SNMP Vulnerabilities: Read Community String Guessable

Impact

SAINT was able to guess a read community string for one of your systems. The full impact will depend largely on exactly what type of device this system is. In general, anyone guessing this read community string can obtian an awful lot of information regarding the device in question, and possibly about the network(s) it is on. You need to decide whether this is a security concern or not.

Background

The Simple Network Management Protocol (SNMP) is a widespread protocol allowing network administrators to obtain information on and even configure various network devices remotely. It is very common on all but the most basic networking hardware (hubs, switches, routers, etc), and many other networked devices (networked printers, terminal servers, etc). Many workstations/PCs also have SNMP clients running on them as well, and most network management packages (commercial and non-commercial) make extensive use of SNMP for information gathering.

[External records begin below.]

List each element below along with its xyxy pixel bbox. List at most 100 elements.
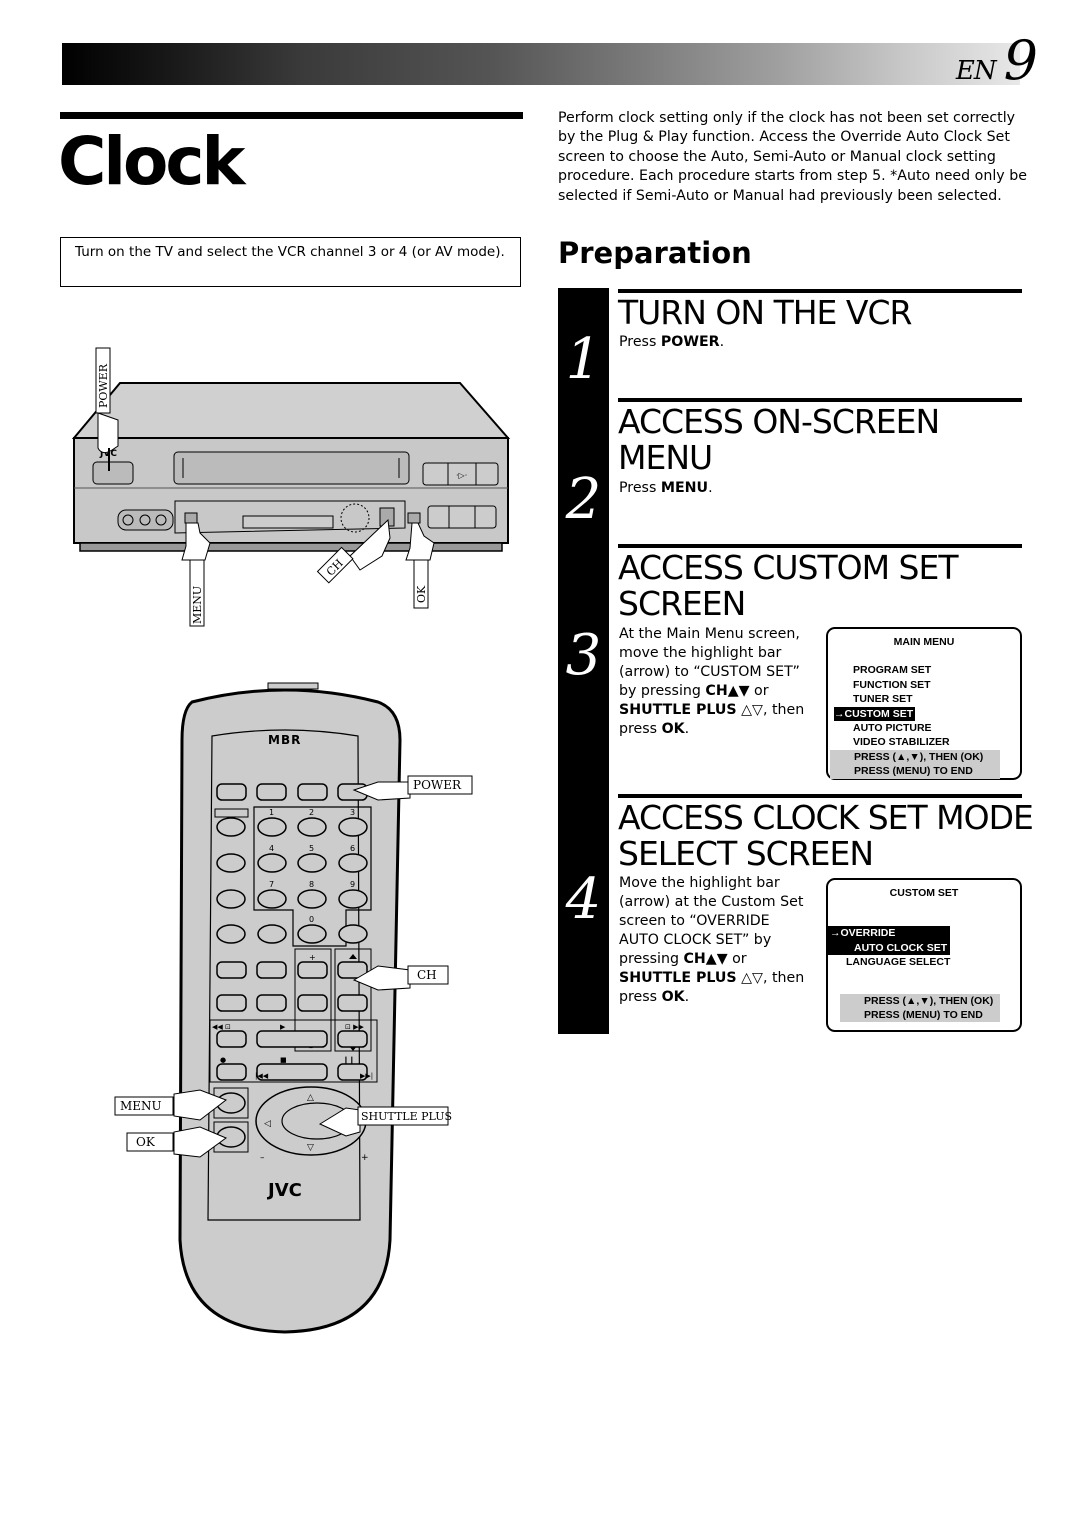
step-2-key: MENU [660,480,709,496]
remote-button[interactable] [216,783,247,801]
digit-label: 6 [350,844,355,853]
ok-key: OK [661,721,685,737]
rewind-button[interactable] [216,1030,247,1048]
text: by pressing [619,683,706,699]
vcr-illustration: JVC ·▷· POWER MENU CH OK [71,347,511,627]
vcr-power-button[interactable] [92,461,134,485]
page-number-value: 9 [1003,29,1038,92]
step-4-line: (arrow) at the Custom Set [619,894,804,910]
svg-text:△: △ [307,1093,314,1103]
menu-item-video-stabilizer: VIDEO STABILIZER [853,736,950,749]
step-3-title-line-2: SCREEN [618,584,746,623]
remote-button[interactable] [216,961,247,979]
step-1-text-end: . [719,334,725,350]
step-4-title-line-1: ACCESS CLOCK SET MODE [618,798,1034,837]
step-2-title: ACCESS ON-SCREEN MENU [618,404,940,476]
step-1-title: TURN ON THE VCR [618,295,912,331]
digit-label: 4 [269,844,274,853]
step-2-text-end: . [708,480,713,496]
text: press [619,721,662,737]
step-4-body: Move the highlight bar (arrow) at the Cu… [619,874,804,1007]
digit-button-3[interactable] [338,817,368,837]
step-3-line: At the Main Menu screen, [619,626,800,642]
remote-button[interactable] [257,924,287,944]
digit-label: 3 [350,808,355,817]
hand-pointer-icon [97,412,119,454]
text: press [619,989,662,1005]
footer-line: PRESS (▲,▼), THEN (OK) [864,994,994,1007]
vcr-display [242,515,334,529]
remote-button[interactable] [297,994,328,1012]
remote-button[interactable] [256,994,287,1012]
intro-paragraph: Perform clock setting only if the clock … [558,110,1027,204]
footer-line: PRESS (▲,▼), THEN (OK) [854,750,984,763]
fast-forward-button[interactable] [337,1030,368,1048]
digit-button-2[interactable] [297,817,327,837]
digit-button-5[interactable] [297,853,327,873]
main-menu-screen: MAIN MENU PROGRAM SET FUNCTION SET TUNER… [826,627,1022,780]
page-title: Clock [58,123,245,200]
ok-key: OK [661,989,685,1005]
step-2-body: Press MENU. [619,479,713,498]
menu-item-function-set: FUNCTION SET [853,678,931,691]
menu-item-tuner-set: TUNER SET [853,693,913,706]
menu-item-label: AUTO CLOCK SET [854,941,948,954]
step-3-line: SHUTTLE PLUS △▽, then [619,701,804,720]
remote-button[interactable] [297,783,328,801]
preparation-heading: Preparation [558,236,752,270]
digit-button-8[interactable] [297,889,327,909]
remote-button[interactable] [216,817,246,837]
digit-button-7[interactable] [257,889,287,909]
play-button[interactable] [256,1030,328,1048]
plus-label: + [309,953,316,962]
step-4-line: screen to “OVERRIDE [619,913,770,929]
record-button[interactable] [216,1063,247,1081]
text: . [684,721,690,737]
arrow-right-icon: → [834,707,845,720]
remote-button[interactable] [216,924,246,944]
step-3-line: move the highlight bar [619,645,782,661]
menu-item-auto-picture: AUTO PICTURE [853,722,932,735]
menu-callout-label: MENU [120,1099,162,1113]
digit-label: 0 [309,915,314,924]
remote-button[interactable] [216,853,246,873]
digit-button-0[interactable] [297,924,327,944]
ch-down-button[interactable] [337,994,368,1012]
step-3-body: At the Main Menu screen, move the highli… [619,625,804,739]
digit-label: 2 [309,808,314,817]
remote-button[interactable] [256,961,287,979]
digit-button-6[interactable] [338,853,368,873]
remote-button[interactable] [338,924,368,944]
step-3-title-line-1: ACCESS CUSTOM SET [618,548,959,587]
digit-button-1[interactable] [257,817,287,837]
vcr-transport-buttons-bottom[interactable] [427,505,497,529]
menu-item-override-selected: →OVERRIDE AUTO CLOCK SET [828,926,950,956]
digit-button-4[interactable] [257,853,287,873]
digit-label: 8 [309,880,314,889]
custom-set-screen: CUSTOM SET →OVERRIDE AUTO CLOCK SET LANG… [826,878,1022,1032]
remote-button[interactable] [256,783,287,801]
remote-button[interactable] [297,961,328,979]
ch-key: CH▲▼ [705,683,750,699]
title-rule [60,112,523,119]
vcr-ok-button[interactable] [407,512,421,524]
shuttle-key: SHUTTLE PLUS [619,702,737,718]
remote-illustration: MBR 1 2 3 4 5 6 7 8 9 0 + – ◀◀ ⊡ ▶ ⊡ ▶▶ ● ■ ❙❙ △ [114,682,473,1334]
footer-line: PRESS (MENU) TO END [864,1009,983,1022]
mbr-logo: MBR [268,733,301,747]
svg-text:◁: ◁ [264,1119,271,1129]
custom-set-title: CUSTOM SET [889,887,959,899]
step-number-2: 2 [565,467,602,532]
svg-text:◀◀ ⊡: ◀◀ ⊡ [212,1023,231,1031]
menu-item-label: CUSTOM SET [844,707,914,720]
step-4-line: AUTO CLOCK SET” by [619,932,772,948]
digit-button-9[interactable] [338,889,368,909]
remote-button[interactable] [216,889,246,909]
remote-button[interactable] [216,994,247,1012]
text: △▽, then [736,702,805,718]
svg-text:·▷·: ·▷· [456,471,467,480]
svg-text:●: ● [220,1056,226,1064]
vcr-menu-button[interactable] [184,512,198,524]
digit-label: 1 [269,808,274,817]
shuttle-callout-label: SHUTTLE PLUS [361,1110,452,1123]
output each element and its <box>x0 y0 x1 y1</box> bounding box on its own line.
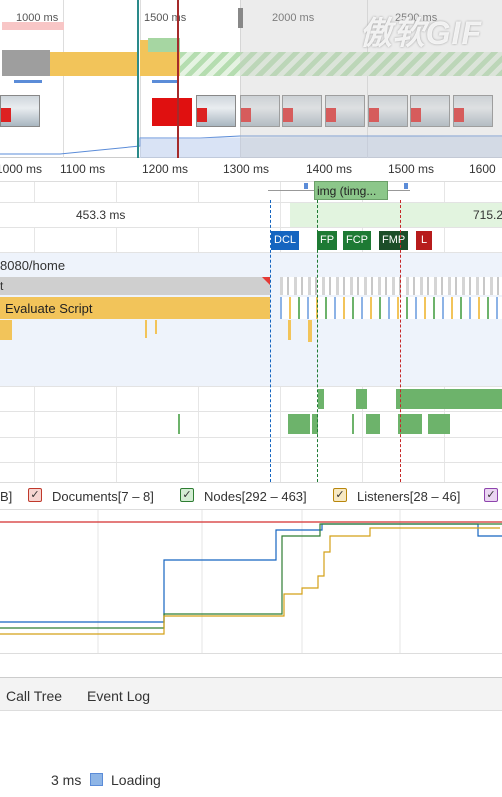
overview-cpu-painting <box>148 38 180 52</box>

Most devices that provide SNMP allow enormous amounts of data to be accessed over it. The exact information available depends on the type of device, its manufacturer and model, but generally include details of the hardware and OS type, information on the various network interfaces, statistics on the various network protocols, and general and vendor-specific details about what the device does and is doing. The volume of data available is generally too much to be useful to a systems administrator without some management code to sort through it. The security risks of allowing a potential intruder access to this information depends largely on what type of device it is, but realize that if the data is known to the device, it is probably accessible via SNMP.

Many devices allow themselves to be configured remotely via SNMP as well. Devices which do so generally can be completely configured in such a manner. This can definitely be of use to systems administrators, but also is an obvious security concern.

Despite its popularity, SNMP v1 and v2 have rather basic access control, using passwords called community strings. Most devices are set up with two community strings, a (Read) community for viewing information and a Set or Write community for changing configurations. Many devices come out of the box with SNMP operational and a read community string of "public". Write access often has to be turned on manually, but not always. Needless to say, care should be taken with both settings.

If you were notified of this vulnerability, SAINT was able to guess a read or write community string for a system you scanned. This is currently done with a simple, brute force algorithm, repeated trying a few guesses. See the code in bin/snmp.saint for details. In order to guess write community strings, it actually attempts to change the sysLocation oid (and then changes it back if succeeded); by leaving off the -w flag in rules/todo you can bypass the write community string check. If it guessed your community string, you should consider changing it.

Assorted Notes

SNMP_communities.pl

SAINT currently avails itself of system identification strings it gets from SNMP when trying to determine the system type. I find this extremely useful in my environment, particularly for segregating out network printers and other odds and ends that are difficult to identify through the traditional SAINT methods (ie examing telnet, ftp, and smtp headers). Of course, in order for SAINT to read this information from the device, it needs to know the SNMP read community string, or to guess it.

Having warned of the potential problems with guessable community strings, I now mention an additional configuration file for providing SAINT with read community strings for a given host. In the file config/SNMP_communities.pl you can list an SNMP read community string for specific hosts, and SAINT will use that to get system information. It will also check if the given string is guessable, unless you tell it not to (also on a host by host basis in that same file).

Restricting SNMP access by host address

Some SNMP clients will allow you to restrict which hosts can send some or all write SNMP commands from, and possibly which hosts can get information as well. It is recommended that you configure such if available.

Clear text password warning

I believe SNMP v1 and v2 send the community strings in clear text.